Speaking at a convention of his center-right CDU in the eastern German town of Leipzig, Schaeuble reminded that the EU treaties do not allow the ECB to finance states directly.

However, the ECB's bond purchases on secondary markets are carried out by the central bank in full independence only to assume its responsibility for monetary policy, the minister explained. The central bank is aiming to reduce short-term volatility on bond markets, he said.”


(emphasis added)

It is noteworthy that he didn't mention the question of sterilization. If the ECB were to begin buying government bonds in the secondary market without sterilizing the purchases, then the above mentioned rule about it not being allowed to finance governments would almost amount to a distinction without a difference. It is of course clear that if the central bank were to buy bonds directly from governments, this would be even more inflationary than buying them in the secondary market (see our post on the mechanics of quantitative easing for details on this point).
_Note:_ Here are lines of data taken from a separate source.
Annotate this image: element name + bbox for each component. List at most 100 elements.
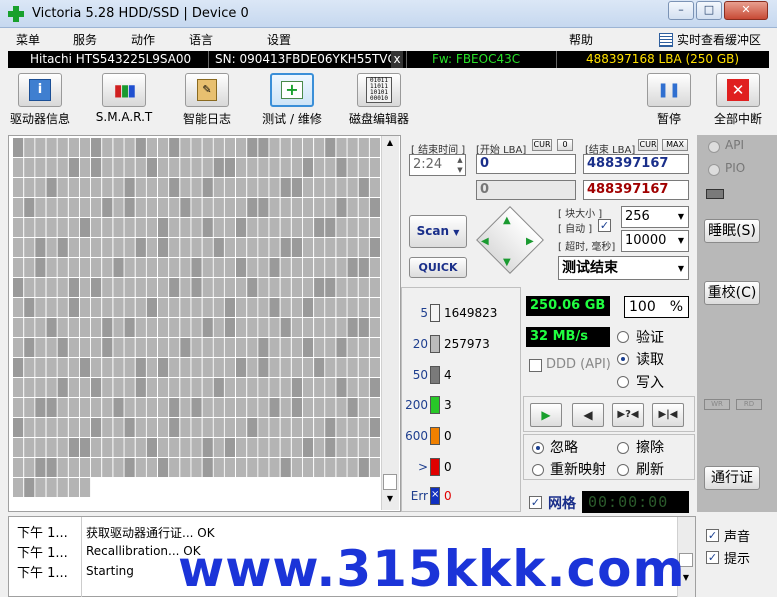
test-repair-button[interactable]: + 测试 / 维修 (254, 73, 330, 127)
map-block (13, 138, 24, 157)
map-block (258, 298, 269, 317)
map-scrollbar[interactable]: ▲ ▼ (381, 136, 399, 510)
cur-value-button[interactable]: 0 (557, 139, 573, 151)
map-block (213, 258, 224, 277)
erase-radio[interactable] (617, 442, 629, 454)
remap-radio[interactable] (532, 464, 544, 476)
map-block (57, 378, 68, 397)
realtime-buffer-view[interactable]: 实时查看缓冲区 (677, 31, 761, 48)
menu-item-action[interactable]: 动作 (131, 31, 155, 48)
grid-checkbox[interactable]: ✓ (529, 496, 542, 509)
map-block (258, 338, 269, 357)
device-firmware: Fw: FBEOC43C (432, 52, 521, 66)
map-block (314, 418, 325, 437)
sound-checkbox[interactable]: ✓ (706, 529, 719, 542)
status-select[interactable]: 测试结束 ▼ (558, 256, 689, 280)
read-radio[interactable] (617, 353, 629, 365)
map-block (79, 258, 91, 277)
device-model[interactable]: Hitachi HTS543225L9SA00 (30, 51, 191, 68)
map-block (314, 338, 325, 357)
smart-button[interactable]: ▮▮▮ S.M.A.R.T (88, 73, 160, 127)
auto-label: [ 自动 ] (558, 224, 593, 235)
map-block (35, 258, 46, 277)
map-block (169, 218, 180, 237)
sleep-button[interactable]: 睡眠(S) (704, 219, 760, 243)
passport-button[interactable]: 通行证 (704, 466, 760, 490)
scan-button[interactable]: Scan ▼ (409, 215, 467, 248)
map-block (202, 338, 213, 357)
menu-item-menu[interactable]: 菜单 (16, 31, 40, 48)
start-lba-input[interactable]: 0 (476, 154, 576, 174)
map-block (180, 258, 191, 277)
block-size-select[interactable]: 256 ▼ (621, 206, 689, 228)
quick-button[interactable]: QUICK (409, 257, 467, 278)
map-block (158, 298, 169, 317)
ddd-api-checkbox[interactable] (529, 359, 542, 372)
stat-count: 4 (444, 368, 452, 382)
map-block (236, 198, 247, 217)
arrow-right-icon[interactable]: ▶ (526, 236, 534, 247)
map-block (79, 198, 91, 217)
close-button[interactable]: ✕ (724, 1, 768, 20)
timeout-select[interactable]: 10000 ▼ (621, 230, 689, 252)
arrow-left-icon[interactable]: ◀ (481, 236, 489, 247)
menu-item-service[interactable]: 服务 (73, 31, 97, 48)
auto-checkbox[interactable]: ✓ (598, 219, 611, 232)
minimize-button[interactable]: – (668, 1, 694, 20)
map-block (57, 198, 68, 217)
map-block (91, 398, 102, 417)
scroll-down-icon[interactable]: ▼ (383, 494, 397, 508)
disk-editor-button[interactable]: 01011 11011 10101 00010 磁盘编辑器 (341, 73, 417, 127)
scroll-thumb[interactable] (383, 474, 397, 490)
map-block (280, 318, 291, 337)
recalibrate-button[interactable]: 重校(C) (704, 281, 760, 305)
rd-indicator: RD (736, 399, 762, 410)
api-radio[interactable] (708, 141, 720, 153)
menu-item-language[interactable]: 语言 (189, 31, 213, 48)
arrow-up-icon[interactable]: ▲ (503, 215, 511, 226)
log-time: 下午 1... (17, 566, 68, 581)
map-block (79, 458, 91, 477)
max-button[interactable]: MAX (662, 139, 688, 151)
device-close[interactable]: x (391, 51, 403, 68)
play-forward-button[interactable]: ▶ (530, 403, 562, 427)
map-block (280, 458, 291, 477)
abort-all-button[interactable]: ✕ 全部中断 (708, 73, 768, 127)
butterfly-button[interactable]: ▶|◀ (652, 403, 684, 427)
arrow-down-icon[interactable]: ▼ (503, 257, 511, 268)
map-block (57, 218, 68, 237)
ignore-radio[interactable] (532, 442, 544, 454)
map-block (46, 218, 57, 237)
smart-log-button[interactable]: ✎ 智能日志 (172, 73, 242, 127)
map-block (180, 378, 191, 397)
verify-radio[interactable] (617, 331, 629, 343)
map-block (202, 398, 213, 417)
play-backward-button[interactable]: ◀ (572, 403, 604, 427)
menu-item-help[interactable]: 帮助 (569, 31, 593, 48)
map-block (13, 318, 24, 337)
cur-button[interactable]: CUR (532, 139, 552, 151)
map-block (13, 278, 24, 297)
map-block (269, 358, 280, 377)
buffer-view-icon[interactable] (659, 33, 673, 47)
random-seek-button[interactable]: ▶?◀ (612, 403, 644, 427)
map-block (280, 218, 291, 237)
end-lba-input[interactable]: 488397167 (583, 154, 689, 174)
scroll-up-icon[interactable]: ▲ (383, 138, 397, 152)
end-time-spinner-icon[interactable]: ▲ ▼ (455, 155, 465, 175)
menu-item-settings[interactable]: 设置 (267, 31, 291, 48)
end-cur-button[interactable]: CUR (638, 139, 658, 151)
driver-info-button[interactable]: i 驱动器信息 (4, 73, 76, 127)
pio-radio[interactable] (708, 164, 720, 176)
map-block (247, 318, 258, 337)
map-block (358, 278, 369, 297)
map-block (247, 398, 258, 417)
refresh-radio[interactable] (617, 464, 629, 476)
map-block (24, 318, 35, 337)
map-block (325, 218, 336, 237)
map-block (280, 258, 291, 277)
pause-button[interactable]: ❚❚ 暂停 (640, 73, 698, 127)
hints-checkbox[interactable]: ✓ (706, 551, 719, 564)
maximize-button[interactable]: □ (696, 1, 722, 20)
write-radio[interactable] (617, 376, 629, 388)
However, if the ECB were to begin making unsterilized bond purchases, it would certainly serve to vastly increase the money supply and free up funds enabling the commercial banks to step up their financing of government debts in turn. So far the ECB's 'QE' type moves have been confined to the permanent monetization of so-called covered bonds, but this could conceivably change.

The people manning the ECB must after all be considered to be greatly interested in the survival of their own institution. They are constantly exposed to exhortations from all sides to jump into the breach as 'lender of last resort' and  step up their monetization efforts in 'unlimited fashion'. The idea  certainly has its supporters within the central bank as well. Although various members of the board continue to speak out against this course, this may well just be part of the ECB's PR strategy aimed at forcing recalcitrant fiscal offenders in the EU to adopt unpopular austerity measures. The ECB's recent gaming of the Italian bond market speaks for itself in this context.
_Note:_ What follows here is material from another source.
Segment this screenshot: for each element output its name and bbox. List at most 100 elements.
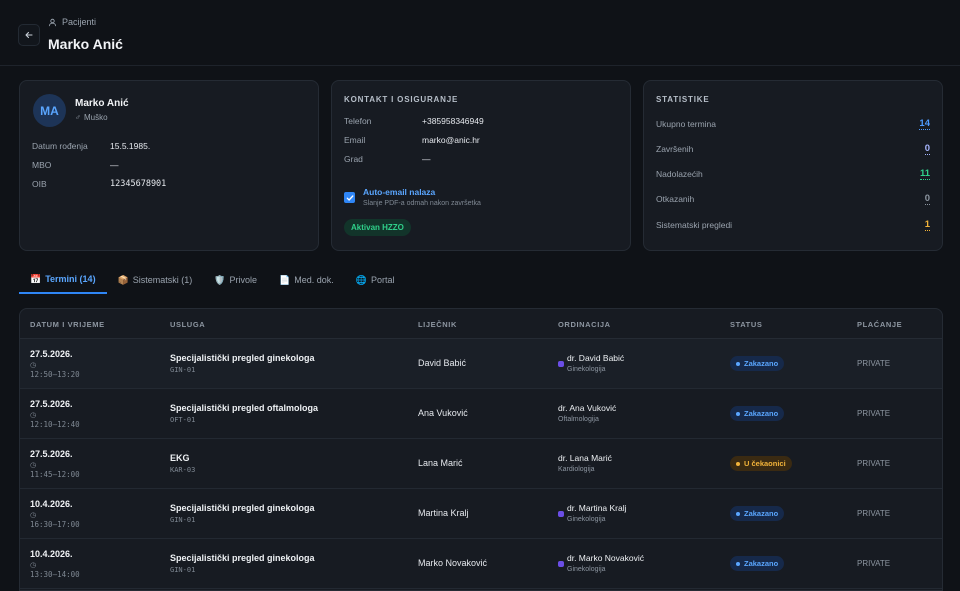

It is also worth keeping in mind that Jürgen Stark, the conservative German board member and current chief economist of the ECB will be replaced by the socialist Jörg Asmussen, who is considered to be 'more pragmatic', which is to say, less principled and thus more likely to support interventionism. As the Economist reports:

“Earlier this year Jens Weidmann, chancellor Angela Merkel’s financial-markets adviser, was sent to Frankfurt to fill the hole at the head of the Bundesbank left by Axel Weber. Mr Weber too was known to oppose the ECB’s policy on sovereign-bond intervention, at that time on behalf of Greece.

Is Mr Asmussen likely to develop the same qualms? It is safe to assume that he is not taking the ECB job just so that another German can fall on his sword. Mr Asmussen became an important player at the finance ministry under a social-democrat (SPD) minister, Hans Eichel. He survived the SPD’s removal from government in 2009 because his technical pragmatism was valued. But it may be that he has more sympathy for the ECB’s bond-buying policy than his predecessors, as does today’s opposition SPD.”

We conclude from all of the above that Germany is about to take a big step forward toward erecting the very European socialist super-state that would have the EU's founders rotating in their graves.



German  socialist career bureaucrat Jörg Asmussen: will he support money printing by the ECB? Probably yes.